Les niveaux records d’inflation depuis 40 ans jouent au plan mondial : les analystes de JP Morgan ont estimé à 1,2% la hausse des prix à la consommation sur la planète en mars. Spécifiquement pour l’Europe, les coûts de l’énergie ne vont pas refluer avec l’appel à de nouveaux fournisseurs (Etats-Unis, proche Orient, Afrique, Indonésie…), au contraire. L’inflation ne fait pas forcément peur aux agents économiques qui y voient d’abord un mécanisme d’amortissement des endettements. Elle n’est toutefois pas synonyme de croissance, mais porteuse à l’inverse de celui de la déflation qui est sans doute le pire des scénarios. Les Banques Centrales doivent naviguer en négociant une passe entre deux rochers : celui de freiner de façon excessive l’activité en provoquant un vrai ralentissement et un laxisme qui installerait plus d’inflation encore. Il faudrait éviter la récession sans pour autant accepter la stagflation due à une inflation trop forte et trop durable. La Réserve Fédérale a le commandement unique des politiques monétaires comme l’a le Pentagone en matière militaire. Elle estime pour le moment que la fameuse « résilience » et les bénéfices de la guerre pour les Etats-Unis lui donnent les moyens d’agir avec une certaine fermeté. Mais la récession peut venir de Chine plus que d’Europe et la gestion monétaire peut ne pas produire tous les effets escomptés dans la redistribution économique post-covid et de guerre froide. C’est le maintien de taux réels (compte tenu de l’inflation) fortement négatifs, indispensables à la croissance, qui porte le risque de stagflation et qui sera l’indicateur à suivre.
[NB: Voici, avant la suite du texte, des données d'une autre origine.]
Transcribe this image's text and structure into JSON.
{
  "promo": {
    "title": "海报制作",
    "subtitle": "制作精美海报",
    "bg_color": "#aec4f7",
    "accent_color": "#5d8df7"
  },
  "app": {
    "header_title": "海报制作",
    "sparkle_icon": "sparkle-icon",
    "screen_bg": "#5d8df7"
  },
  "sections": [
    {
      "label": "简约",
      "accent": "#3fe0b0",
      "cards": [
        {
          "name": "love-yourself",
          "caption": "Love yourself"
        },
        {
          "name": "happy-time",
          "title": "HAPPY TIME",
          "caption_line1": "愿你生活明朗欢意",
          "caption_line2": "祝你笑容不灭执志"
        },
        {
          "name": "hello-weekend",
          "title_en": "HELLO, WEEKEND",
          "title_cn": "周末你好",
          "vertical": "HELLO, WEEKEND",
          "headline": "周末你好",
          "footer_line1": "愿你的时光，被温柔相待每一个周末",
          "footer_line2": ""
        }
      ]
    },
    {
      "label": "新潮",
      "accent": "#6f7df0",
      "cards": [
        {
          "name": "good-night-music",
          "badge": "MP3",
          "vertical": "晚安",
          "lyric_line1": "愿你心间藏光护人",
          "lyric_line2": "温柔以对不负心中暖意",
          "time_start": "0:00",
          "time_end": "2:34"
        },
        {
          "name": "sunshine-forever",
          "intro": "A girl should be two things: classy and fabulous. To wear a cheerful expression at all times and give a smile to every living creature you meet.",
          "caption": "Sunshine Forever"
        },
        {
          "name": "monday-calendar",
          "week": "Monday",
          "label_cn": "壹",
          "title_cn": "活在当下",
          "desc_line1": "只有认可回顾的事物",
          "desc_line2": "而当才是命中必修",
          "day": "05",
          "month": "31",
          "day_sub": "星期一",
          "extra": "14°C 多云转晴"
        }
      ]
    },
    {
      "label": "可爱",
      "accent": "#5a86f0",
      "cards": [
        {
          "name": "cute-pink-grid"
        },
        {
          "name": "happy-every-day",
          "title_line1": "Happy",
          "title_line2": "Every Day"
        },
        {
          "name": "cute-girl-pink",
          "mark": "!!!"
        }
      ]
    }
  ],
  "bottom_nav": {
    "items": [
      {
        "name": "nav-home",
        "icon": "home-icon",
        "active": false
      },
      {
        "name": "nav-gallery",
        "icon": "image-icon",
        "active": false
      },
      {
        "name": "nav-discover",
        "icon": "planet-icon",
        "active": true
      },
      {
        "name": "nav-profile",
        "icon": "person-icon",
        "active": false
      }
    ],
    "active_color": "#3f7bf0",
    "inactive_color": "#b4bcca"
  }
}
Le Dr Knock résumait bien les choses : « tout homme bien portant est un malade qui s’ignore ». Il en est de même pour les économies. Le diagnostic est fait : le cycle peut tourner sans que l’inflation ne soit endiguée. Cela annonce des marchés financiers difficiles, mais, avec les chocs encaissés depuis le début de l’année, pas mal des mauvaises nouvelles à venir semblent intégrées. On l’aura noté avec les indices boursiers, mais, aussi, avec la très forte baisse de la proportion des obligations « offrant » des taux négatifs : moins de 10 % des émissions publiques contre un tiers il y a un an et pratiquement plus de titres privés. Beaucoup semble ainsi dans les cours. Si le potentiel de rebond est limité par les risques, celui de baisse l’est aussi dans le cadre des scénarios actuels du possible.